Demandant la démission du 1er Vice-président de l'Assemblée nationale : Jean Jacques Mamba frappé par une dépression ?


21 Apr

C'est une question que d'aucuns se posent depuis que ce Député élu de Kinshasa sur la liste du Mouvement de Libération du Congo, MLC confirme le rôle joué par ce parti depuis l'Hôtel de Cascades où le MLC sert du lit où se repose la Kabilie toutes les fois qu'elle est en difficultés. Après Olivier Kamitatu, Thambwe Mwamba, Yves Kisombe, François Mwamba, Germain Kambinga, Thomas Luhaka, ...c'est le tour de Jean Jacques Mamba de se laisser instrumentaliser par la Kabilie pour déstabiliser le pouvoir de Félix-Antoine Tshisekedi Tshilombo. Sans mandat et en toute ignorance, et de la Constitution, et du Règlement intérieur de l'Assemblée nationale, Mamba a démontré son immaturité dans la maîtrise de la profession parlementaire en demandant les comptes à l'Institution Président de la République, qui est irresponsable devant le Parlement. Une immaturité qui a accusé l'auteur de cette interpellation d'un homme aussi facilement manipulable lorsque l'on sait qu'un député ne peut interpeller les services de la Présidence. Peut-être, il l'a fait pour des raisons du buzz ou d'un populisme éhonteux. 


Si les Yves Kisombe et autres avaient réussi à jouer ce rôle, c'est parce qu'ils y avaient mis un peu d'intelligence et de tact politique. Mais Jean Jacques Mamba s'y prend avec beaucoup de légèreté assimilable à l'idiotie et à des hérésies d'un mercenaire pour réaliser une mission suicide.


Parce qu'il ne recourt ni à la Constitution, ni au Règlement intérieur de l'Assemblée nationale. Son unique soubassement, étant les émotions sous la dictée de ceux qui le manipulent contre le régime de Félix-Antoine Tshisekedi Tshilombo. 

Là, Mamba vient commettre la plus grave gaffe de sa vie politique. Il dénie la liberté d'expression à un Député National, son collègue comme lui dans un média privé. Il lui demande des comptes alors que ce n'est pas lui qui gère la caisse, ni de l'Assemblée nationale, ni celle du Sénat.

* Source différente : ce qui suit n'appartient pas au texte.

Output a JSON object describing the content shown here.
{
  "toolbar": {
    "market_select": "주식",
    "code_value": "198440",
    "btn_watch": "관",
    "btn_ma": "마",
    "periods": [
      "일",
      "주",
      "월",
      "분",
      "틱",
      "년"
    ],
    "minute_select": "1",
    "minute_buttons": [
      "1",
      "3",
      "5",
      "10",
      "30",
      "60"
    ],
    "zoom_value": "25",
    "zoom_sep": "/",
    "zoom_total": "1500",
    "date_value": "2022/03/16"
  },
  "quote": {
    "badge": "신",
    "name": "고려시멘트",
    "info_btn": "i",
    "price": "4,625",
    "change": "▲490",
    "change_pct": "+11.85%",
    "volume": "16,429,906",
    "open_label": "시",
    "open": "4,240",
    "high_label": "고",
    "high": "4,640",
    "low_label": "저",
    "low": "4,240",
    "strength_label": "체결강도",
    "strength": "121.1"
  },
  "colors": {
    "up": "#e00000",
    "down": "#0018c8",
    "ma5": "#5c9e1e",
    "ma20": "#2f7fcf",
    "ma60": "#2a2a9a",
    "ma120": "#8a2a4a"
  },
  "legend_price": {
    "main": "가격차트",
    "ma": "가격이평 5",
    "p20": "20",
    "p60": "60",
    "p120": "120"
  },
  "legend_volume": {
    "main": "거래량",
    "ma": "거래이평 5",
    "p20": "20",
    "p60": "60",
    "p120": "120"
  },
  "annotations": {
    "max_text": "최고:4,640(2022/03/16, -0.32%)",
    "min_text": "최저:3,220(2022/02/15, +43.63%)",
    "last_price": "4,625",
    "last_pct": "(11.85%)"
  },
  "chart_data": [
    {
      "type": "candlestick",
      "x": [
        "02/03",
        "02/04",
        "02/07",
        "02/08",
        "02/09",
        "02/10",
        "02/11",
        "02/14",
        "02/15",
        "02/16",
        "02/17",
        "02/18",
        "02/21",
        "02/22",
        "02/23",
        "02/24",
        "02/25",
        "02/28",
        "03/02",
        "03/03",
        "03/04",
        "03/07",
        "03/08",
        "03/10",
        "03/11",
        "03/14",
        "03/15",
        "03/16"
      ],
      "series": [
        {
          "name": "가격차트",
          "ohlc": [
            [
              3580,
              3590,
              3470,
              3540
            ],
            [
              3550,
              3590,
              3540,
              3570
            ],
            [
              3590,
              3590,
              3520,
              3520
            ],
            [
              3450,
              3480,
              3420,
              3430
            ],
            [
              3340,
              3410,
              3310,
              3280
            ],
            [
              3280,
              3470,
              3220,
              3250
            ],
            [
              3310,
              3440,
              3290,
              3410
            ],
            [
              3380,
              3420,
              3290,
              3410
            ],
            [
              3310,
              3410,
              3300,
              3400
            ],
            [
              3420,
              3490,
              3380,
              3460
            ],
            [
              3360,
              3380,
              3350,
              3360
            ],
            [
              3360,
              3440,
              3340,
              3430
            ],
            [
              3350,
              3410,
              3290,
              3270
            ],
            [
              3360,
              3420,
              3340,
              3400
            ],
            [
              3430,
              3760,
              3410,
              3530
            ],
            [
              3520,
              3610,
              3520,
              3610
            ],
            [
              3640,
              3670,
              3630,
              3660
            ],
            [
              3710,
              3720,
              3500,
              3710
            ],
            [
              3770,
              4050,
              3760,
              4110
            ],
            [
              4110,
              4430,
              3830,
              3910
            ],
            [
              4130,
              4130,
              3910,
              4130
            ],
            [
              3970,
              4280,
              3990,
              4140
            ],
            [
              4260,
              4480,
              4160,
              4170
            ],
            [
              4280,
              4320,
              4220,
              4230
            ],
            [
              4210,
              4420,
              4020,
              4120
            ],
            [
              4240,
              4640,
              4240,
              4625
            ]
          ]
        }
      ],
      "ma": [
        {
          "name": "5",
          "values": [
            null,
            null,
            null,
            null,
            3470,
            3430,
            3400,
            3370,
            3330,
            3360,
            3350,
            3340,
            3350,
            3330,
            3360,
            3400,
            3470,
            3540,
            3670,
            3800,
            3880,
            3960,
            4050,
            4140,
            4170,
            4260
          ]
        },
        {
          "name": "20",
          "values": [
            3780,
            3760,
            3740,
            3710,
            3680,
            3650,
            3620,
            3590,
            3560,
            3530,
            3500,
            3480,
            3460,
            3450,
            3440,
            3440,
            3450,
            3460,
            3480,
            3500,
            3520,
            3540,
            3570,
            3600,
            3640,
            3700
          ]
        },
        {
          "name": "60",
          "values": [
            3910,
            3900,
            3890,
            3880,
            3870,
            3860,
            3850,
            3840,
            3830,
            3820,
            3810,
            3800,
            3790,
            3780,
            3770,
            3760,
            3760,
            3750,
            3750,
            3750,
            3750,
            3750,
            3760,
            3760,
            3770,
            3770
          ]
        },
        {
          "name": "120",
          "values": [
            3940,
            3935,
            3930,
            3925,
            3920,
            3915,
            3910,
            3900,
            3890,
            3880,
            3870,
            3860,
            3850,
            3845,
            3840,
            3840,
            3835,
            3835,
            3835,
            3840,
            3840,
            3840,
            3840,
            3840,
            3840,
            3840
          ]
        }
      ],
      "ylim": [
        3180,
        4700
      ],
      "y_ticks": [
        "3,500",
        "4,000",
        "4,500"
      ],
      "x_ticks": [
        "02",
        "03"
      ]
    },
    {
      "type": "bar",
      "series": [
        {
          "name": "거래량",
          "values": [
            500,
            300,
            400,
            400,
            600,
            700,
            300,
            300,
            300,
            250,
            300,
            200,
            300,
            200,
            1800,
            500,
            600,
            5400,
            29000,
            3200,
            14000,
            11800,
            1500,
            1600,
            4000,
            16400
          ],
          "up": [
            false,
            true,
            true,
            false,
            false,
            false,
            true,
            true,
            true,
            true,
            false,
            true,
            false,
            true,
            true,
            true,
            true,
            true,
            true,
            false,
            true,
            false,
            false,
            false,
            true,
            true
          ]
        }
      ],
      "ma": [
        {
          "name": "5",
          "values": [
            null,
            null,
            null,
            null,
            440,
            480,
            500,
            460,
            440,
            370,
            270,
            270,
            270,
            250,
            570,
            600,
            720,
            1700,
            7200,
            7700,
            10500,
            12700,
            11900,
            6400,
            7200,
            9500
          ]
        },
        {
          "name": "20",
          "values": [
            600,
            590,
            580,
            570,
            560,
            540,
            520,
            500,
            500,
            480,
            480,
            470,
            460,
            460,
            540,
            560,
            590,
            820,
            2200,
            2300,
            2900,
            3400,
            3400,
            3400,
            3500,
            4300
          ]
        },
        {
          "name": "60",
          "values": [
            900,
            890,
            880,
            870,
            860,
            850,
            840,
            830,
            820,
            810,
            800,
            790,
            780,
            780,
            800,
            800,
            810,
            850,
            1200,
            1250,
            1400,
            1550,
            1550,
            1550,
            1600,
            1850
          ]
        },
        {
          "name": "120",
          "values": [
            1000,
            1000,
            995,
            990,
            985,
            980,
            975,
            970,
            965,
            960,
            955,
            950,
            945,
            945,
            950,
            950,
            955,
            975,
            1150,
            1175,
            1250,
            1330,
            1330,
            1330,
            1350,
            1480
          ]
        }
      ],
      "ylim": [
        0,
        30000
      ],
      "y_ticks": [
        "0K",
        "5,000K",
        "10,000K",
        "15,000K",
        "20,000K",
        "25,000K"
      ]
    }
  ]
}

La fonction du Député s'apparente beaucoup plus au ''parler''. Ce qu'exercent Léon Nembalemba, Eliezer Ntambwe, Daniel Safu,... jusqu'à outrager même la personne du Chef de l'Etat. Même le Président du Sénat, au service de qui Mamba s'est placé, a usé de la même liberté d'expression jusqu'à offenser le Président de la République, sans que Mamba n'use de sa plume truffée de beaucoup de coquilles pour leur demander la démission de l'un comme se l'autre. 

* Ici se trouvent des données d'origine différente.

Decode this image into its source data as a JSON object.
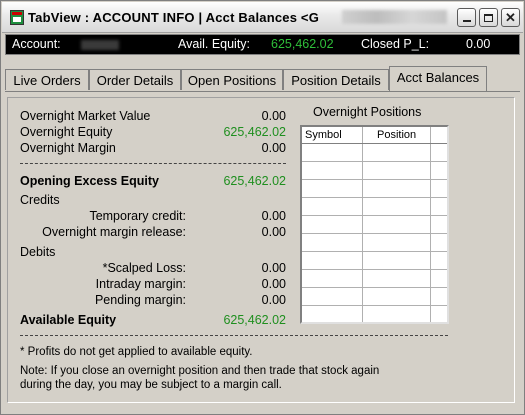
{
  "window": {
    "title": "TabView : ACCOUNT INFO | Acct Balances <G"
  },
  "header": {
    "account_label": "Account:",
    "equity_label": "Avail. Equity:",
    "equity_value": "625,462.02",
    "closed_pl_label": "Closed P_L:",
    "closed_pl_value": "0.00"
  },
  "tabs": [
    {
      "label": "Live Orders",
      "active": false
    },
    {
      "label": "Order Details",
      "active": false
    },
    {
      "label": "Open Positions",
      "active": false
    },
    {
      "label": "Position Details",
      "active": false
    },
    {
      "label": "Acct Balances",
      "active": true
    }
  ],
  "balances": {
    "overnight_market_value": {
      "label": "Overnight Market Value",
      "value": "0.00"
    },
    "overnight_equity": {
      "label": "Overnight Equity",
      "value": "625,462.02"
    },
    "overnight_margin": {
      "label": "Overnight Margin",
      "value": "0.00"
    },
    "opening_excess_equity": {
      "label": "Opening Excess Equity",
      "value": "625,462.02"
    },
    "credits_heading": "Credits",
    "temporary_credit": {
      "label": "Temporary credit:",
      "value": "0.00"
    },
    "overnight_margin_release": {
      "label": "Overnight margin release:",
      "value": "0.00"
    },
    "debits_heading": "Debits",
    "scalped_loss": {
      "label": "*Scalped Loss:",
      "value": "0.00"
    },
    "intraday_margin": {
      "label": "Intraday margin:",
      "value": "0.00"
    },
    "pending_margin": {
      "label": "Pending margin:",
      "value": "0.00"
    },
    "available_equity": {
      "label": "Available Equity",
      "value": "625,462.02"
    }
  },
  "overnight_positions": {
    "title": "Overnight Positions",
    "columns": [
      "Symbol",
      "Position"
    ]
  },
  "notes": {
    "profits_note": "* Profits do not get applied to available equity.",
    "margin_note_line1": "Note: If you close an overnight position and then trade that stock again",
    "margin_note_line2": "during the day, you may be subject to a margin call."
  },
  "colors": {
    "positive_value": "#1f8f1f",
    "header_equity": "#2fbf3a",
    "header_background": "#000000"
  }
}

 Se laissant manipuler, Jean Jacques Mamba ne sait même pas que l'honorable Jeannine Mabunda gère seule les fonds de l'Assemble Nationale. Elle a déjà retiré d'une manière rusée la signature de Mme le questeur pour les transactions du compte bancaire de l'Assemblée nationale. Dans une correspondance adressée au banquier, feignant d'avoir réservé copie à ses collègues, Mme Mabunda a déjà indiqué: ''seule sa signature est valable pour toute manipulation du compte de l'Assemblée nationale''. Comment alors demander les comptes à l'honorable Jean-Marc Kabund pour avoir glané les informations sur le coût du Congrès, qu'il s'est permis de donner sur Top Congo? Se demande un expert bancaire qui ne comprend pas le niveau irrévérencieux, irrespectueux et immoral de Jean Jacques Mamba qui s'y prend très mal dans le nouveau rôle lui assigné par le Front Commun pour le Congo. 


Il est ainsi clair que la présence au Bureau de Jean-Marc Kabund dérange au point où les coups que comptait opérer le FCC contre Félix-Antoine Tshisekedi ont totalement tous échoué.

Il n'y a aucune disposition du Règlement intérieur qui permet à un Député de réclamer la démission d'un membre du Bureau. C'est donc à tort que Jean Jacques Mamba recourt à l'article 31 dont l'interprétation lui échappe éperdument. 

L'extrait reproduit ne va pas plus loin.